Single pass downsampling

[kevyuu]

Description

Implementation of amd single pass downsampling in nabla and hlsl

Testing

Will be tested using example tests by downsampling different sizes of texture(PoT texture, non PoT texture, texture cube)

TODO list:

[devshgraphicsprogramming]

what did you do, this is needed!

[devshgraphicsprogramming]

forgot to add files?

[devshgraphicsprogramming]

forgot to add files?

[devshgraphicsprogramming]

you need to template your struct on a Config struct like workgroup scans or BxDFs have but you'll have:

• arithmetic texel type (what you vall your binop with)
• binop type, e.g. nbl::hlsl::plus<arithmetic_texel_t>
• storage texel type (what you pump into output image and scratch)
• conversion method between arithmetic and storage texel type
• input "tile" size (how many mip levels you can reduce with a single workgroup)
• output mipmap count (absolute max is 15, because thats a Max HW texture size)
• how many rounds of workgroup reduction are needed to downsample the whole image (e.g. if workgroup can do 6 or 7 at once, you simply divide the output mipmap count by this number and round up)
• how many workgroups output to a single input in the final round
• number dwords (uints) reserved for the scheduler (to do "last one out closes the door" single pass downsampling)
• subgroup size
• workgroup size

The last two you may store indirectly because a Workgroup2 Reduction Config will be needed, so subgroup size and workgroup size come into play there. Although it might end up being that each round needs its own workgroup2 reuction config.

Then your __call needs to template on and have arguments:

1. Input/Output Accessor (Loadable and Storable Mip Mapped Image, but also a Global/Device Scope memory barrier method)
2. Global Scratch Accessor (has to have atomicAdd supporting Acquire/Release semantic and scope flags - can be template args instead of regular args, and a set<type_of_your_texel> method)
3. Workgroup Scratch for the workgroup2::reduce

In the actual usage of the algo you can assume that user will do first mip level reduction by themselves because of cheap tricks like textureGather and applying the binary operation themselves, or tapping inbetween 2x2 pixels and using a bilinear or Min/Max sampler.

This first user-space mipmapping step is not taken into account by the SPD algorithm, so if you do 2048 input, then you only launch SPD with a tile input of 1024.

You need to document that the Global Scratch Accessor needs to have the first Config::SchedulerDWORDs cleared to 0s because thats needed for "last one out closes the door" single dispatch - basically all workgroups increment that counter AFTER they're done writing the output

For example for a 32k x 16k downsample, after the one-off userspace downsample you need to perform SPD on 16k x 8k

This means 14 output mip-maps.

Now suppose your workgroup can do 4096 inputs at once, and reduce a 64x64 patch.
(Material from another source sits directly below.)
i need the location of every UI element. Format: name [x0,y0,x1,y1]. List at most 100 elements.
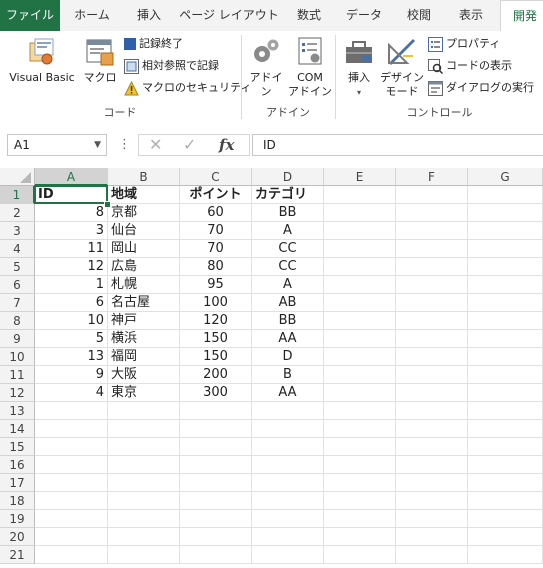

Thats 6 output mip levels per round.

If you use Morton codes properly for your 1D Global Virtual Invocation Index, then your first 4096 WORKGROUPS will output one texel each at mip level 6 relative to the base (which is the 16k x 8k).

To run a second round of SPD, you need a patch of 64x64 workgroups to store their values to the mip level 6. Now you make the LAST WORKGROUP which stores its texel to mip level 6, perform the SPD on that 64x64 patch!

How do you do this?

With an Atomic + Barrier! Everyone stores to mip level 6, issues a global memory barrier (not execution barrier) on the Input/Output accessor (1), and only then increments the atomic assigned to the 64x64 workgroup output patch with Device Scope ACQUIRE+RELEASE semantics.

The workgroup for which this atomicAdd(1)/atomicIncr returns 4095 (SPIR-V atomic always returns pre-modification value) is the last one, and can now begin to read the 64x64 values other workgroups wrote.

P.S. This is why I'd make a __round(MortonCodeInMip, GlobalSchedulerOffset) method to build the __call out of.

P.P.S. I can see how "adjusting" the SPD size per round could be more efficient, because in the example I gave after the first round, the relative mip level 6 (real mip level 7 of the 32k x 16k) has 256x128 resolution and if done with a 64x64 round, will produce 4x2 which will severely underutilize the last workgroup in round 3 which forms the cricial path. So just like the workgroup2 scans and reductions, while it makes sense to go as aggressive as possible on the first round of a 3+ round algorithm, when you only have 2 rounds remaining it pays off to split the workload more equally, e.g. in the example given, use 16x16 on rounds 2 and 3 if you have a workgroup size of 256, or 32x32 if you have a workgroup size of 512 or more.